GOP presidential candidate Ron Paul's antiwar stand is considered so out of sync with his party that rival Rick Santorum put him in league with liberal Democrat Dennis Kucinich, to the left of President Obama.
But to his supporters, Paul is returning the GOP to its cautious foreign policy roots, articulated in President Dwight Eisenhower's 1961 warning about "the military-industrial complex."
In their view, the Republican Party lost its way starting with the Reagan military build-up in the 1980s and reaching a crescendo with former President George W. Bush's invasion of Iraq in 2003.

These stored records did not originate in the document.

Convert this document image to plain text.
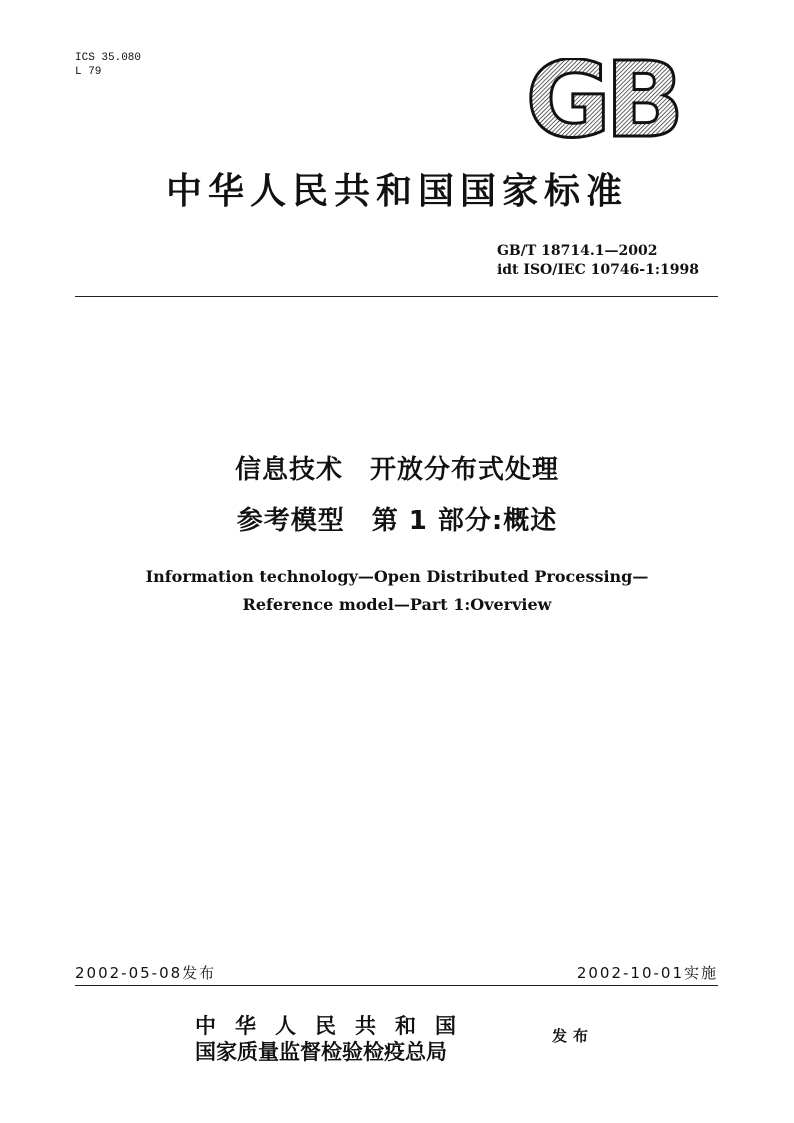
ICS 35.080
L 79	GB
中华人民共和国国家标准
GB/T 18714.1—2002
idt ISO/IEC 10746-1:1998
信息技术　开放分布式处理
参考模型　第 1 部分:概述
Information technology—Open Distributed Processing—
Reference model—Part 1:Overview
2002-05-08发布	2002-10-01实施
中华人民共和国
国家质量监督检验检疫总局
发布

For some voters who once supported Sen. John McCain and George W. Bush, the small-government, antiwar message from Paul, a 76-year-old candidate who critics say looks like he could be feeding pigeons, is compelling.
Establishment Republicans give Paul zero chance of winning the GOP nomination, but the party's neoconservative wing is alarmed enough about his message that former Bush speechwriter Michael Gerson accused Paul's supporters of trying to "erase 158 years of Republican Party history," including Abraham Lincoln.
"He really is not resonating with establishment Republicans," who consider Paul's opposition to sanctions on Iran as "extremely dangerous," said GOP analyst Ford O'Connell.
Still, polls show Paul headed for a second-place finish in the New Hampshire primary on Tuesday, behind Mitt Romney, boosted by the state's open primary that allows independents to vote. Paul doubled his showing in Iowa from four years ago, capturing 21 percent of the vote there on Tuesday.